Dans les données recueillies dans le cadre de la rechercheÀ cet égard, Giuseppe Carrà, professeur de psychiatrie à l’Université de Milan-Bicocca, a commenté :quand on lit ces données sur la fréquence de l’anxiété et de la dépression chez les jeunes, on se rend compte de l’ampleur d’un phénomène qui nécessite nécessairement de nouvelles approches non seulement en termes cliniques mais aussi en termes de santé publique.

  • Cela confirme l’importance d’identifier les déterminants sociaux, facteurs modifiables qui peuvent provoquer, précipiter et perpétuer de tels symptômes chez les jeunes.
  • D’un point de vue de santé publique, la recherche met en valeur comment les initiatives préventives et les interventions cliniques, également par l’utilisation d’outils numériques, y compris les médias sociaux.

Doivent viser à interrompre le cercle vicieux entre l’adversité sociale et la psychopathologie

  1. Des associations comme la Fondazione Progetto Itaca et la Fondazione Bullone sont également en première ligne pour accueillir la détresse des jeunes.
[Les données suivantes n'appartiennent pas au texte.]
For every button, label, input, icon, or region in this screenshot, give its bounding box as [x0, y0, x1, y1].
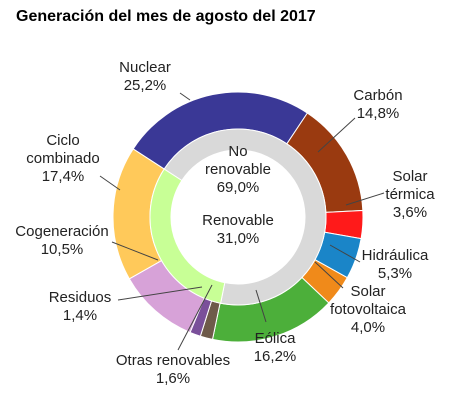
leader-line-residuos	[117, 286, 203, 301]
label-carbon: Carbón 14,8%	[353, 87, 402, 122]
inner-slice-renovable	[149, 168, 226, 304]
labels-layer: Nuclear 25,2% Carbón 14,8% Solar térmica 3,6% H…	[15, 59, 435, 387]
label-no-renovable: No renovable 69,0%	[205, 143, 271, 196]
leader-line-otras-renovables	[177, 284, 213, 351]
slices-layer	[112, 91, 364, 343]
label-otras-renovables: Otras renovables 1,6%	[116, 352, 230, 387]
inner-slice-no-renovable	[163, 128, 327, 306]
label-hidraulica: Hidráulica 5,3%	[362, 247, 429, 282]
label-ciclo-combinado: Ciclo combinado 17,4%	[26, 132, 99, 185]
leader-line-solar-termica	[345, 192, 385, 206]
leader-line-solar-fotovoltaica	[314, 261, 344, 289]
chart-title: Generación del mes de agosto del 2017	[16, 8, 316, 25]
leader-line-ciclo-combinado	[99, 175, 121, 191]
leader-lines-layer	[99, 92, 385, 351]
leader-line-eolica	[255, 289, 267, 323]
leader-line-nuclear	[179, 92, 191, 101]
leader-line-hidraulica	[329, 244, 361, 263]
label-residuos: Residuos 1,4%	[49, 289, 112, 324]
leader-line-carbon	[317, 117, 356, 153]
label-eolica: Eólica 16,2%	[254, 330, 297, 365]
label-cogeneracion: Cogeneración 10,5%	[15, 223, 108, 258]
label-solar-termica: Solar térmica 3,6%	[385, 168, 435, 221]
label-solar-fotovoltaica: Solar fotovoltaica 4,0%	[330, 283, 407, 336]
label-renovable: Renovable 31,0%	[202, 212, 274, 247]
label-nuclear: Nuclear 25,2%	[119, 59, 171, 94]
leader-line-cogeneracion	[111, 241, 159, 261]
Au cours du débat, Francesco Baglioni, directeur du projet Itaca Milano, a déclaré :
  2. Les jeunes, on le sait, traversent une phase particulièrement délicate de leur vie, au cours de laquelle se construit l’équilibre de leur personne.

Nous sommes convaincus que nous devons travailler selon trois axes : sensibiliser la société pour vaincre la stigmatisation et les préjugés, promouvoir une information correcte pour encourager la prévention et soutenir les personnes qui souffrent et leurs familles.
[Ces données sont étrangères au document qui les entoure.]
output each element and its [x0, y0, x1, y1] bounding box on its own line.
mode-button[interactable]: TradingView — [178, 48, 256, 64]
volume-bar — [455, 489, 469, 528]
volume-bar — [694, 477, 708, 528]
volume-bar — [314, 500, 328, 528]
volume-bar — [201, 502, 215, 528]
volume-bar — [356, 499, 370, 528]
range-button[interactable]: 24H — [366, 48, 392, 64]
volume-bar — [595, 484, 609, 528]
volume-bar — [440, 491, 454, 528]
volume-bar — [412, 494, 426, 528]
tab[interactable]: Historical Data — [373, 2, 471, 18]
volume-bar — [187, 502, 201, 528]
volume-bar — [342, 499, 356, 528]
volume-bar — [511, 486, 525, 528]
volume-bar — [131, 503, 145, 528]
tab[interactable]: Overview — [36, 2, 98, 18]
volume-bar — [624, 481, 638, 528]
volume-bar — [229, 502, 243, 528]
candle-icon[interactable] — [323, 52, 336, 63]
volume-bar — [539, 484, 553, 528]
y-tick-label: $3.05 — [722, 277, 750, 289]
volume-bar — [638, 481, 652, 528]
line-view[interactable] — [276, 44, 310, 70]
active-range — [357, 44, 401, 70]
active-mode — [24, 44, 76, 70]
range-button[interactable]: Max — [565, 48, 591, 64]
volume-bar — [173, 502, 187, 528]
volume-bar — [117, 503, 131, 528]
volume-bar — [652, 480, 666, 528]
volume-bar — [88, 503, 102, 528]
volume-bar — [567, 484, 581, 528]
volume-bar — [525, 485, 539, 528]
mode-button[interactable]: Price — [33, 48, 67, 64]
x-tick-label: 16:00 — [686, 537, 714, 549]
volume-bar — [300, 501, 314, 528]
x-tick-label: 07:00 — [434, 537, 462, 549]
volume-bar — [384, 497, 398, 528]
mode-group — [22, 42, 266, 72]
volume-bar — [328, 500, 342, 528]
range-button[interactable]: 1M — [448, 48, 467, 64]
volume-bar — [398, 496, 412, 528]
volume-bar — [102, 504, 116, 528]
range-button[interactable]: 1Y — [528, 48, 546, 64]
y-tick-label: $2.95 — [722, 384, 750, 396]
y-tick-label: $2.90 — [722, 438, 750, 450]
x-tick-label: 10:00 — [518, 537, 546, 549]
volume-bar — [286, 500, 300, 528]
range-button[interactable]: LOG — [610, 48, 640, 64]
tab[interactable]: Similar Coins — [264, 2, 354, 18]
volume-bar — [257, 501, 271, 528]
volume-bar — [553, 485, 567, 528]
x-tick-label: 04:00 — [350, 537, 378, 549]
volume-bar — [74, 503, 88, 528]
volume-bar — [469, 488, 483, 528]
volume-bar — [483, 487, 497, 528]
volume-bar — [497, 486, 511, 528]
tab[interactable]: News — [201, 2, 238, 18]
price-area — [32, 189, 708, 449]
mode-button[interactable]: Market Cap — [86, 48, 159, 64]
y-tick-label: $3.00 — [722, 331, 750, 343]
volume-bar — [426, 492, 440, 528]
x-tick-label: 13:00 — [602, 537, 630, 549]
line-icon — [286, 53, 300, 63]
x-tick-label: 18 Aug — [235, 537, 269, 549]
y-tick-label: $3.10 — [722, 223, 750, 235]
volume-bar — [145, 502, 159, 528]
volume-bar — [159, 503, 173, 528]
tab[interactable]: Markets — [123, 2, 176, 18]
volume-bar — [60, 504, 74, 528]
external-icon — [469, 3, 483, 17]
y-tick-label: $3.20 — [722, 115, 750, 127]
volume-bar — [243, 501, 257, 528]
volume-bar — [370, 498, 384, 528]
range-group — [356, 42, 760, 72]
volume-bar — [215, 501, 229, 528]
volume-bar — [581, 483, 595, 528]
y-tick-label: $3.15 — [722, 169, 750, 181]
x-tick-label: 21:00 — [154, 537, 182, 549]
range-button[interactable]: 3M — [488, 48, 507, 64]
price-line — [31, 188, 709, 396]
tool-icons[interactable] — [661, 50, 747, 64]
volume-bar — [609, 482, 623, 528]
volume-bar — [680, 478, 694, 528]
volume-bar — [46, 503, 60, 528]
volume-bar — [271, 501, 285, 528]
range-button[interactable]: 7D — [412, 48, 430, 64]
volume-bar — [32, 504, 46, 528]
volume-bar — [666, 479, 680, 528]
Pour ce faire, nous utilisons également depuis un certain temps des outils numériques efficaces grâce auxquels nous pouvons atteindre des milliers de personnes avec nos messages.

Essayons de faire la lumière sur la fragilité, ne la cachons pas et ne nous cachons pas derrière elle

Le point de vue de Sofia Segre Reinach, directrice générale de la Fondation Bullone, n’est pas différent :notre rôle est d’accompagner les jeunes, qui ont ou ont eu l’expérience de maladies graves et chroniques, y compris mentales, à redécouvrir leur propre identité, où la maladie représente une partie de l’expérience de la vie, mais pas un tout.

  1. Au-delà des hôpitaux et des associations avec lesquels nous collaborons, nous captons de plus en plus le mal-être généralisé chez les jeunes : dans les écoles, sur les réseaux sociaux, chez les jeunes que nous rencontrons chaque jour.
  2. La solitude, l’anxiété, la confusion, la colère, l’incapacité de trouver une issue sont de plus en plus courantes et – peut-être – de plus en plus explicites, également grâce à l’amplification donnée par le numérique.

Si nous sommes tous capables de l’accepter et de le partager comme faisant partie de l’expérience humaine, il sera plus facile d’aider nos enfants à ne pas se sentir isolés, à ne pas avoir honte, mais plutôt à faire la lumière sur leurs propres ressources et leurs propres capacités. parcours de vie professionnel. Afin qu’ensemble, nous puissions construire une société véritablement plus inclusive et meilleure.